Figure 4. High-salt diet negatively regulates β-hydroxybutyrate synthesis and autophagic activity.

β-Hydroxybutyrate (βHB) was measured in sera from nonfasted (free access to food) and fasted (24 hours) Dahl S and Dahl R rats that had consumed a low- or high-salt diet for 8 weeks (A). Protein expression analysis was performed for LC3B-II normalized to LC3B-I in liver biopsies from fasted and nonfasted low-salt diet– and high-salt diet–fed Dahl S and Dahl R rats (B). Representative images of immunoblots and densitometric analysis. Histological analysis was performed for fibrosis (C) and lipid droplets (D) in liver biopsies from nonfasted low-salt diet– and high-salt diet–fed Dahl S and Dahl R rats. Scale bar: 50 μm. Circulating liver enzymes (E and F), total cholesterol (G), triglycerides (H), and glucose (I) were measured in sera from nonfasted Dahl S and Dahl R rats that had consumed a low- or high-salt diet. Mean ± SEM. n = 4–10. Two-way ANOVA: *P < 0.05, **P < 0.01, ***P < 0.001, ****P < 0.0001 (A and B); t test: *P < 0.05 (E–I).

Figure 5. Reconstitution of β-hydroxybutyrate bioavailability prevents high-salt diet–induced endothelial dysfunction in Dahl S and Dahl R rats.

Acetylcholine (ACh) concentration-response curves in mesenteric resistance arteries from low-salt diet–fed (LS-fed) Dahl S rats (A), high-salt diet–fed (HS-fed) Dahl S rats (B), and HS-fed animals Dahl S rats with 1,3-butanediol (1,3-BD; 20% v/v) (C) after incubation with Nω-Nitro-L-arginine methyl ester (L-NAME, 100 μmol/L). ACh concentration-response curves in L-NAME–incubated arteries from HS-fed Dahl S rats that were either coincubated with tetraethylammonium (TEA, 10 mmol/L) (D) or contracted in response to potassium chloride (KCl, 120 mmol/L), as opposed to phenylephrine (10 μmol/L) (E).

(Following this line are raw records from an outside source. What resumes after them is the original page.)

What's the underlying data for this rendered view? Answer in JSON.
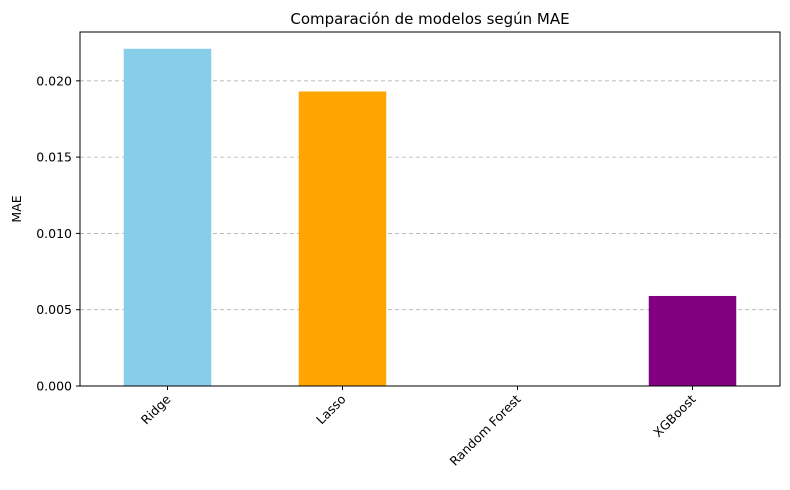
{
  "chart_data": {
    "type": "bar",
    "title": "Comparación de modelos según MAE",
    "xlabel": "",
    "ylabel": "MAE",
    "categories": [
      "Ridge",
      "Lasso",
      "Random Forest",
      "XGBoost"
    ],
    "values": [
      0.0221,
      0.0193,
      0.0,
      0.0059
    ],
    "colors": [
      "#87CEEB",
      "#FFA500",
      "#008000",
      "#800080"
    ],
    "ylim": [
      0,
      0.0232
    ],
    "yticks": [
      0.0,
      0.005,
      0.01,
      0.015,
      0.02
    ],
    "ytick_labels": [
      "0.000",
      "0.005",
      "0.010",
      "0.015",
      "0.020"
    ],
    "grid": "y-dashed",
    "xtick_rotation": 45
  }
}
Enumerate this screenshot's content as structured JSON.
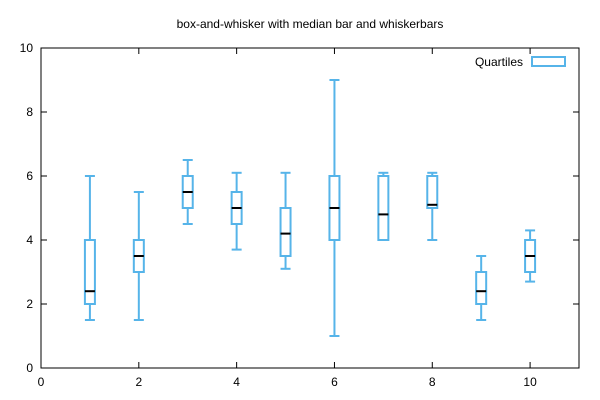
{
  "chart_data": {
    "type": "box",
    "title": "box-and-whisker with median bar and whiskerbars",
    "xlabel": "",
    "ylabel": "",
    "xlim": [
      0,
      11
    ],
    "ylim": [
      0,
      10
    ],
    "x_ticks": [
      0,
      2,
      4,
      6,
      8,
      10
    ],
    "y_ticks": [
      0,
      2,
      4,
      6,
      8,
      10
    ],
    "grid": false,
    "legend_position": "top-right",
    "series": [
      {
        "name": "Quartiles",
        "color": "#56b4e9",
        "median_color": "#000000",
        "boxes": [
          {
            "x": 1,
            "min": 1.5,
            "q1": 2.0,
            "median": 2.4,
            "q3": 4.0,
            "max": 6.0
          },
          {
            "x": 2,
            "min": 1.5,
            "q1": 3.0,
            "median": 3.5,
            "q3": 4.0,
            "max": 5.5
          },
          {
            "x": 3,
            "min": 4.5,
            "q1": 5.0,
            "median": 5.5,
            "q3": 6.0,
            "max": 6.5
          },
          {
            "x": 4,
            "min": 3.7,
            "q1": 4.5,
            "median": 5.0,
            "q3": 5.5,
            "max": 6.1
          },
          {
            "x": 5,
            "min": 3.1,
            "q1": 3.5,
            "median": 4.2,
            "q3": 5.0,
            "max": 6.1
          },
          {
            "x": 6,
            "min": 1.0,
            "q1": 4.0,
            "median": 5.0,
            "q3": 6.0,
            "max": 9.0
          },
          {
            "x": 7,
            "min": 4.0,
            "q1": 4.0,
            "median": 4.8,
            "q3": 6.0,
            "max": 6.1
          },
          {
            "x": 8,
            "min": 4.0,
            "q1": 5.0,
            "median": 5.1,
            "q3": 6.0,
            "max": 6.1
          },
          {
            "x": 9,
            "min": 1.5,
            "q1": 2.0,
            "median": 2.4,
            "q3": 3.0,
            "max": 3.5
          },
          {
            "x": 10,
            "min": 2.7,
            "q1": 3.0,
            "median": 3.5,
            "q3": 4.0,
            "max": 4.3
          }
        ]
      }
    ]
  }
}
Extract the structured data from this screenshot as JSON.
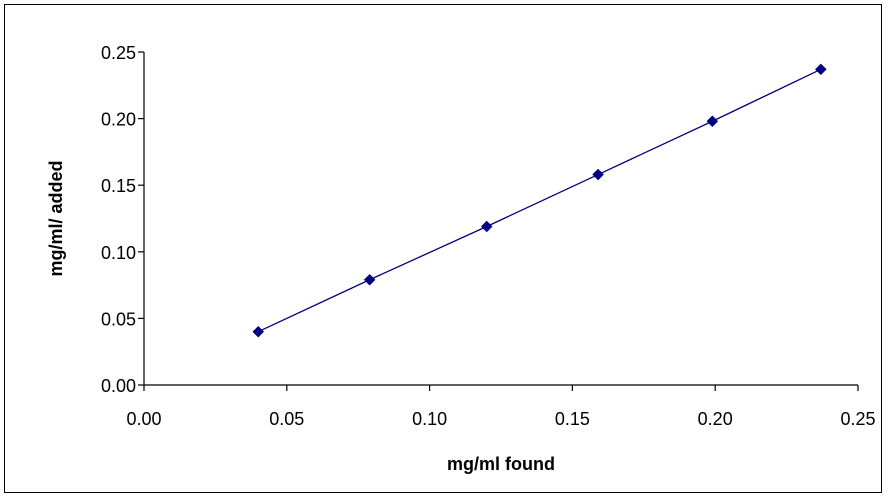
{
  "chart_data": {
    "type": "scatter",
    "title": "",
    "xlabel": "mg/ml found",
    "ylabel": "mg/ml/ added",
    "xlim": [
      0,
      0.25
    ],
    "ylim": [
      0,
      0.25
    ],
    "x_ticks": [
      "0.00",
      "0.05",
      "0.10",
      "0.15",
      "0.20",
      "0.25"
    ],
    "y_ticks": [
      "0.00",
      "0.05",
      "0.10",
      "0.15",
      "0.20",
      "0.25"
    ],
    "grid": false,
    "legend": "none",
    "series": [
      {
        "marker": "diamond",
        "color": "#000080",
        "line": true,
        "points": [
          {
            "x": 0.04,
            "y": 0.04
          },
          {
            "x": 0.079,
            "y": 0.079
          },
          {
            "x": 0.12,
            "y": 0.119
          },
          {
            "x": 0.159,
            "y": 0.158
          },
          {
            "x": 0.199,
            "y": 0.198
          },
          {
            "x": 0.237,
            "y": 0.237
          }
        ]
      }
    ]
  }
}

ACh concentration-response curves in L-NAME–incubated arteries from HS-fed Dahl S rats that were also coincubated with UCL 1684 (100 nmol/L) and TRAM-34 (10 μmol/L) combined, iberiotoxin (100 nmol/L), barium chloride (100 μmol/L), or glybenclamide (1 μmol/L) (F). ACh concentration-response curves in arteries from LS-fed Dahl R rats (G), HS-fed Dahl R rats (H), and HS-fed Dahl R rats treated with 1,3-BD (I) after incubation with indomethacin (10 μmol/L). Mean ± SEM. n = 4–11. Two-way ANOVA: *P < 0.05 (A–E); 1-way ANOVA: **P < 0.01 (F); nonlinear regression (logEC50): *P < 0.05 (H).